City review committee fails to recommend approval of incentives for Rock Chalk Park development; City Commission to vote tonight

The city’s Public Incentives Review Committee this afternoon failed to recommend approval of a set of incentives for the proposed Rock Chalk Park development.

The review committee deadlocked 3-3 on the issue of whether the proposed sports park should receive $40 million in industrial revenue bonds, which would give the project a 10-year, 100 percent tax abatement valued at about $17 million.

Lawrence city commissioners, though, still have the final say on whether the project should receive the incentive. City commissioners will consider the issue at their 6:35 p.m. meeting today at City Hall.

On the Public Incentives Review Committee, members Boog Highberger, Rob Chestnut — who is a current candidate for the Lawrence City Commission — and Douglas County Commissioner Mike Gaughan voted against recommending the incentive.

Committee members who voted to recommend the incentive were Mayor Bob Schumm, City Commissioner Mike Dever and Brad Burnside. Other members of the committee either were absent or abstained from voting.
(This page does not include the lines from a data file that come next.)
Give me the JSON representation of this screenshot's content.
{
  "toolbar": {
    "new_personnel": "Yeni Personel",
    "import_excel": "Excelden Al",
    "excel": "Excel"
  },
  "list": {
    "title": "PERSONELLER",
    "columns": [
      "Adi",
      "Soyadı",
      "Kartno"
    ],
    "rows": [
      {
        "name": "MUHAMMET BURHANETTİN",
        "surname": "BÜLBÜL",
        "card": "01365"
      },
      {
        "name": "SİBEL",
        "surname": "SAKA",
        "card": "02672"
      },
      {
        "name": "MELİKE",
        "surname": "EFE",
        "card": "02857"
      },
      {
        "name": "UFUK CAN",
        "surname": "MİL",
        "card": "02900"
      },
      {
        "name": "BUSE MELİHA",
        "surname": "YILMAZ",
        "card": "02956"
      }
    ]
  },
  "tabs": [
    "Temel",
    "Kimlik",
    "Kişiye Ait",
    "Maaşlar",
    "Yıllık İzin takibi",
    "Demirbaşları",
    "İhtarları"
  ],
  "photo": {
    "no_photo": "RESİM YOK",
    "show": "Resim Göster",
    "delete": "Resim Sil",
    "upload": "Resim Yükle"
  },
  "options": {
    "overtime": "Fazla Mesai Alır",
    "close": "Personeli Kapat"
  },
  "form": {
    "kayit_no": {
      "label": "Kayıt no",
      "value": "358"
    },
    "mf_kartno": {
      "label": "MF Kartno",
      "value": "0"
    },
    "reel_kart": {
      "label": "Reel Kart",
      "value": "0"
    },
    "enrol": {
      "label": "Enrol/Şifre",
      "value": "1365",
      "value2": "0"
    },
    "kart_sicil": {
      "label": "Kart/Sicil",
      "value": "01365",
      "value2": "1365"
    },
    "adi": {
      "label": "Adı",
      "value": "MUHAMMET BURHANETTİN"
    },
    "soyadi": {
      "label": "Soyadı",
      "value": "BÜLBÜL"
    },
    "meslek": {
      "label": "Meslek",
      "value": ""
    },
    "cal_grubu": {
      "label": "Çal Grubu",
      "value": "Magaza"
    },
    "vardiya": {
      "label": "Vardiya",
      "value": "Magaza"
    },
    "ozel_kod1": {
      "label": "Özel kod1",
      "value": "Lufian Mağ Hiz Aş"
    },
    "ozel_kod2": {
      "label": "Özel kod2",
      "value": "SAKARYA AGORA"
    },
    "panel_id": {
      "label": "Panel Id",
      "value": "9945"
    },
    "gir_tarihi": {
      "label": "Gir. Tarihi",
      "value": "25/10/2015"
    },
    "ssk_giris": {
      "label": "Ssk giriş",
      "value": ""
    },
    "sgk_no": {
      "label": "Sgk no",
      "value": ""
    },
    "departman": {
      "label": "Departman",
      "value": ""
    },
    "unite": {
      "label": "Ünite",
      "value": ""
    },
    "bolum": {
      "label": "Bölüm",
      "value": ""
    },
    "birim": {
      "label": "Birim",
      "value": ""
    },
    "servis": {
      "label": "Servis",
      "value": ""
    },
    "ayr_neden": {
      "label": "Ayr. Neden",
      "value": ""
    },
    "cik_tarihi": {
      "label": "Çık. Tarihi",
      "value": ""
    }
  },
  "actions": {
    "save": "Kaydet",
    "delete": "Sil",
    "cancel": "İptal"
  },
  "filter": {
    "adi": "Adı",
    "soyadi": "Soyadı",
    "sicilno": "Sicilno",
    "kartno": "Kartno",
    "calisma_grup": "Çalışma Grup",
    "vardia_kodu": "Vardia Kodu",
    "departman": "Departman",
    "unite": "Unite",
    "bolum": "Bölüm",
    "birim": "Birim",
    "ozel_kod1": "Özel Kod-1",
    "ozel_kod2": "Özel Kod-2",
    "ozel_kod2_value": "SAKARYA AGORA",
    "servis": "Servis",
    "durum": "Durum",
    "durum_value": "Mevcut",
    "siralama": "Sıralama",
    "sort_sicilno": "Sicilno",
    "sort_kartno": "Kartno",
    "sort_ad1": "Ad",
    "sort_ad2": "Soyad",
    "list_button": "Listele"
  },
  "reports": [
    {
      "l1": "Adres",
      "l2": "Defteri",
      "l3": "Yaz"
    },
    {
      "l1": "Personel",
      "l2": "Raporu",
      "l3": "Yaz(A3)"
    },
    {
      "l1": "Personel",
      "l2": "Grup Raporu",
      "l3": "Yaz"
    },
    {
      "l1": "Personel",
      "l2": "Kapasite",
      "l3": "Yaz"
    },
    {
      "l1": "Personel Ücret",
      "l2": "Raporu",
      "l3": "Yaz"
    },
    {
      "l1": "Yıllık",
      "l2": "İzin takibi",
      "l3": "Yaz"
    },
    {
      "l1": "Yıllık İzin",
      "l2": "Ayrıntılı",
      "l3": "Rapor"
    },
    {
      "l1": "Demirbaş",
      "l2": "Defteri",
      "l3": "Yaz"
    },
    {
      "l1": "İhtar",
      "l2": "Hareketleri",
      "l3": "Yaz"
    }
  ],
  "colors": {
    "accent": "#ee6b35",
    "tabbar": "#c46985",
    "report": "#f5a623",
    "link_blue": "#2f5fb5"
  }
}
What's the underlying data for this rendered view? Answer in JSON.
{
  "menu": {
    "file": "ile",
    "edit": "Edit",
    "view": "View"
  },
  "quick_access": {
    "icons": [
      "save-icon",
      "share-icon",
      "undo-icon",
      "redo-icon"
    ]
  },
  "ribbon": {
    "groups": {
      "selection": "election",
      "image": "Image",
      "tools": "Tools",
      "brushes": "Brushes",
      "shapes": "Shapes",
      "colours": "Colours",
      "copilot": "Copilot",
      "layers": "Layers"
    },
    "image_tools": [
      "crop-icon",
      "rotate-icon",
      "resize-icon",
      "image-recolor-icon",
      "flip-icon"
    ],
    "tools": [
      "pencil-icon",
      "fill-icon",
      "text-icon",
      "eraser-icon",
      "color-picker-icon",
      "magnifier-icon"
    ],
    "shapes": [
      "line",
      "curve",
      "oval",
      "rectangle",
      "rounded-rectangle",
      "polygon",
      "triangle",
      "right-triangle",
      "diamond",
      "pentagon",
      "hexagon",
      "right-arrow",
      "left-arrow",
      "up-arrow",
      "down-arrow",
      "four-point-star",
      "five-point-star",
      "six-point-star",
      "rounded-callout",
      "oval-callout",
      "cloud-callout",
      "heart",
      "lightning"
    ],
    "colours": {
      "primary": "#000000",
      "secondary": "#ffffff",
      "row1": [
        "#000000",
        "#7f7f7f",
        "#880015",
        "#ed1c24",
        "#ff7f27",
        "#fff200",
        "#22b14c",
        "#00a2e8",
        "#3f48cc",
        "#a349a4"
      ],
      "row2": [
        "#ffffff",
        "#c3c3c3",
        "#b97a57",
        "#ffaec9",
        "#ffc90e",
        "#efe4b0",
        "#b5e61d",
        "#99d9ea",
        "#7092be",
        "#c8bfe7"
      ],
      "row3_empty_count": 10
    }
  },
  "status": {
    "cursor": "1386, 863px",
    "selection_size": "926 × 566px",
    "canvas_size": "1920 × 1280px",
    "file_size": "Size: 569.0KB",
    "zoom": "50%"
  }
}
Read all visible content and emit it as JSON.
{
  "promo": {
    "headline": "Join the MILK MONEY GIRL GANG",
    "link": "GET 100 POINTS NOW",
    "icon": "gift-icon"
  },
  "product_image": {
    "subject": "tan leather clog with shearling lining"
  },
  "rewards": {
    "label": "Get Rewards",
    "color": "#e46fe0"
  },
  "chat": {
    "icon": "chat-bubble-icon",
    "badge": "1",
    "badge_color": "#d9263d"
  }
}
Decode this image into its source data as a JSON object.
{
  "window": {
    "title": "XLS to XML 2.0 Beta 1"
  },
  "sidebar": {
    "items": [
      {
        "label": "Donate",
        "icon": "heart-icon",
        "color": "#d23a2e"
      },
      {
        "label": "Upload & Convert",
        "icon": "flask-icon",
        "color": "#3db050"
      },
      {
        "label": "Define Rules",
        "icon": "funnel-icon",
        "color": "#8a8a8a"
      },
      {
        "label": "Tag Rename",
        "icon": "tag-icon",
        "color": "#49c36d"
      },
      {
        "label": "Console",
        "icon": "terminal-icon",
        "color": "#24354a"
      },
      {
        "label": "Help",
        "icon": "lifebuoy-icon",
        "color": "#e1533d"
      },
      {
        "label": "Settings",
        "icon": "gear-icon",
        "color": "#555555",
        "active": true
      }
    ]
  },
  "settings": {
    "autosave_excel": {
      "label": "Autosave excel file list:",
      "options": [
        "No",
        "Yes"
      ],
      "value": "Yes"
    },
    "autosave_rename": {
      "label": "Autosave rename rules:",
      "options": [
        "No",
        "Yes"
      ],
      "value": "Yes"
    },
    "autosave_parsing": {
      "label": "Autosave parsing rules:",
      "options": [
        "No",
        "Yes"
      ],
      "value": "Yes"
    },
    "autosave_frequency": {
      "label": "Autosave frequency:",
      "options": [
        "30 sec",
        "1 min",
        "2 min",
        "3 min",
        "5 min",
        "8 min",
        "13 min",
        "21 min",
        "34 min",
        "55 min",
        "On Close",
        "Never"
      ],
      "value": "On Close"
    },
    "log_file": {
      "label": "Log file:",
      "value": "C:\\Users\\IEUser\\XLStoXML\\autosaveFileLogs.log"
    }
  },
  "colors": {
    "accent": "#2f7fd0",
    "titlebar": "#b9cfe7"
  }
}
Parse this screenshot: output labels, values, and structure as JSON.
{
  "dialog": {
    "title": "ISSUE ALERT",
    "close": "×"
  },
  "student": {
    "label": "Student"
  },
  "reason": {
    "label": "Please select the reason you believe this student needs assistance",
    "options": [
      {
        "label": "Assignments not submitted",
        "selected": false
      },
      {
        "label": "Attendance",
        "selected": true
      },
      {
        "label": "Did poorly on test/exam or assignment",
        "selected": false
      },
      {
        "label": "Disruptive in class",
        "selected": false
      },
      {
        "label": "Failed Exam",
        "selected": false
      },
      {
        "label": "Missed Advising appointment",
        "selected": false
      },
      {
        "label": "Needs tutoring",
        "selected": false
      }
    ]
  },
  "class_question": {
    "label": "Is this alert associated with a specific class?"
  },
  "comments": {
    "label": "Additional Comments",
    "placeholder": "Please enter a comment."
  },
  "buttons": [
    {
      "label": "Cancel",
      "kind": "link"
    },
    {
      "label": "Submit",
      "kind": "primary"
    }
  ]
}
Chestnut, a chief financial officer by trade, raised several questions about whether the financial analysis conducted by the city painted an adequate picture of the financial cost and benefits of the project. He said he could see a larger value of the project, but said the city’s economic development policy indicates projects that receive an incentive should meet a certain cost-to-benefit ratio and it was unclear that this project met that standard.

Gaughan said he believed the financing agreement between Thomas Fritzel’s Bliss Sports and various KU entities still wasn’t understood well enough.

“I just wondered what type of precedent we were setting with the lack of clarity on a lot of these financial details,” Gaughan said after making his vote.

The project, slated for the area north and east of the South Lawrence Trafficway and Sixth Street interchange, calls for stadiums for track and field, soccer and softball that would be owned by Fritzel’s Bliss Sports but would be leased to Kansas Athletics.

On adjacent property, the city is considering building a $25 million city-owned recreation center. The Public Incentives Review Committee on Tuesday wasn’t considering any items directly related to the recreation center.